Car ça fait une semaine. Une semaine que je l'ignore. Une semaine que je le fuis.

Maintes fois, il a essayé de me rattraper au détour d'un couloir, à la cantine ou encore à la sortie des cours. Je me suis toujours débrouillée pour l'esquiver. Mais son regard me brisait le cœur à chaque fois. Je l'ai blessé. À chaque fois.

ET FAIT CHIER !

En vérité, je suis terrorisée. Parce que sa douleur m'affecte. Parce que je culpabilise. Parce que je crois que je suis tombée amoureuse de lui.

Voilà. C'est dit.

Ces sentiments irrationnels qui me torturent, c'est de l'amour.

J'aimerais ne jamais être sortie cette nuit-là...


Soudain, ma vitre se brise. JE NE DÉCONNE PAS : MA VITRE VIENT D'EXPLOSER ! AHHHHH QUELQU'UN ENTRE !

Je me mets en position défensive, prête à affronter l'intrus grâce à mes nouvelles facultés. Mais c'est un loup, blanc, gigantesque, qui se tient en face de moi. Les symboles sur son visage me permettent de le reconnaître.

- Leo ?

Il reprend forme humaine au milieu de ma chambre et des tessons de verre. Quelques égratignures sont en train de guérir partout sur son corps et là, je réalise que - WAOW ! - il est torse-nu ! Et c'est qu'il est bien fait le lycan...

Il s'avance vers moi mi-menaçant, mi-désespéré. Je n'ai pas peur. Je suis juste choquée.

- J'EXIGE DES EXPLICATIONS ! MAINTENANT ! D'abord, tu découvres mon plus grand secret, ensuite, tu me révèles que tu es aussi une créature de l'Ombre ! On fait connaissance, tu me fais entrer dans ta sphère de privilégiés en me laissant te défier en public sans conséquences, tu me promets mille et un bonheur, on échange nos numéros puis... je redeviens invisible. Comme si tout ceci ne s'était jamais produit. Alors tu joues à quoi à la fin ? JE N'ÉTAIS QU'UNE DE TES DISTRACTIONS ROYALES ? COMME TOUS LES AUTRES ?!

Je secoue la tête de gauche à droite. Lentement. Totalement hébété.

- J'EN AI MARRE DE PASSER POUR UN CON ! TU SAIS CE QUE ÇA FAIT QUAND ON TE MONTRE À QUEL POINT TU POURRAIS ÊTRE HEUREUX AVANT DE TOUT ARRACHER BRUTALEMENT ? JUSTE POUR TE NARGUER ? J'EN AI MARRE ! J'AI TROP SOUFFERT. JE REFUSE DE SOUFFRIR ENCORE POUR UNE PETITE PRINCESSE DANS TON GENRE ! Je m'étais méfié, mais t'as réussi à me convaincre. Et après tu m'as fait passer pour un con.

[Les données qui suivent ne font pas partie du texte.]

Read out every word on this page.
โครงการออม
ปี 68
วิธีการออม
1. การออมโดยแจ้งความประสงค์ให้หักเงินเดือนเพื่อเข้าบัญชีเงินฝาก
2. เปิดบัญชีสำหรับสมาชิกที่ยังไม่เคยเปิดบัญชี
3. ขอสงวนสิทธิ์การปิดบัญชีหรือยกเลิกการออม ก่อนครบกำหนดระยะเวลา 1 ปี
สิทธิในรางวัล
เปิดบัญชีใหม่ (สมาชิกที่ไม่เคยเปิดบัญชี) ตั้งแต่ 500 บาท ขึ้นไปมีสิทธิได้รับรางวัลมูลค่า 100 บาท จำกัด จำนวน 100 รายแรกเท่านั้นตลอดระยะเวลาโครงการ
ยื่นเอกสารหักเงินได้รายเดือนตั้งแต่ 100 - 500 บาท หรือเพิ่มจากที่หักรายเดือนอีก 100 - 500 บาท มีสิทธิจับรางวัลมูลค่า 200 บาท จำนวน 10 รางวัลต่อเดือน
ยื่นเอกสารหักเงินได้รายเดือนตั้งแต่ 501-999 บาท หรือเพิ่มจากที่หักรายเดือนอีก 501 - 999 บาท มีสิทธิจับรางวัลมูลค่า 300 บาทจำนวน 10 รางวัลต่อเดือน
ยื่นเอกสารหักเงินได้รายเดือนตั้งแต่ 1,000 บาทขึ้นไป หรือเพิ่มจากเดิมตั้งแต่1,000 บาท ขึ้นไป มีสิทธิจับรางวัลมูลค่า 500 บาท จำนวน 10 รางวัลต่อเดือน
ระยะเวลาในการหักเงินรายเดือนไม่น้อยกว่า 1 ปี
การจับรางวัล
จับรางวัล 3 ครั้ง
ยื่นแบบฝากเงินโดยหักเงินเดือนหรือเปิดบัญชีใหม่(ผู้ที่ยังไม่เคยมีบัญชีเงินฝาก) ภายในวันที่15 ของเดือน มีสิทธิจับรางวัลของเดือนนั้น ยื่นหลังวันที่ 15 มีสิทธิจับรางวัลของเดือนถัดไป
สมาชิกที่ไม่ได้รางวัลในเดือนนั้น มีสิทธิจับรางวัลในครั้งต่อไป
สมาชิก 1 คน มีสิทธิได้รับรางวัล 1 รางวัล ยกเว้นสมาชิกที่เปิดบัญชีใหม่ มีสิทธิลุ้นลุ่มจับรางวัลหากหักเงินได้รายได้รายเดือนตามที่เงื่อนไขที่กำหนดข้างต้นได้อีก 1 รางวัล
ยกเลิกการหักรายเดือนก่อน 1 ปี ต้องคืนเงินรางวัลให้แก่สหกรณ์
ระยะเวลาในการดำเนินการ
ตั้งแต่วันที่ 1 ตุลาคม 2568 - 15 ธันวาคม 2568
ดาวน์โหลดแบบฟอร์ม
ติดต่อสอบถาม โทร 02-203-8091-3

Je... ne sais pas quoi dire. Je suis un peu perdue à vrai dire. J'ai beaucoup de choses à analyser : premièrement le corps magnifique devant moi, tout en muscles, sculpté comme une statue grec. Puis deuxièmement le fait que ce corps d'athlète vient de défoncer ma fenêtre. Après, troisièmement, le fait que ce corps à une tête doté d'une bouche et qu'il est en train de me gueuler dessus comme un taré. (Heureusement que mes parents sont sortis ce soir.) Et puis, loin derrière, en quatrième position, je réalise les reproches qu'il m'adresse.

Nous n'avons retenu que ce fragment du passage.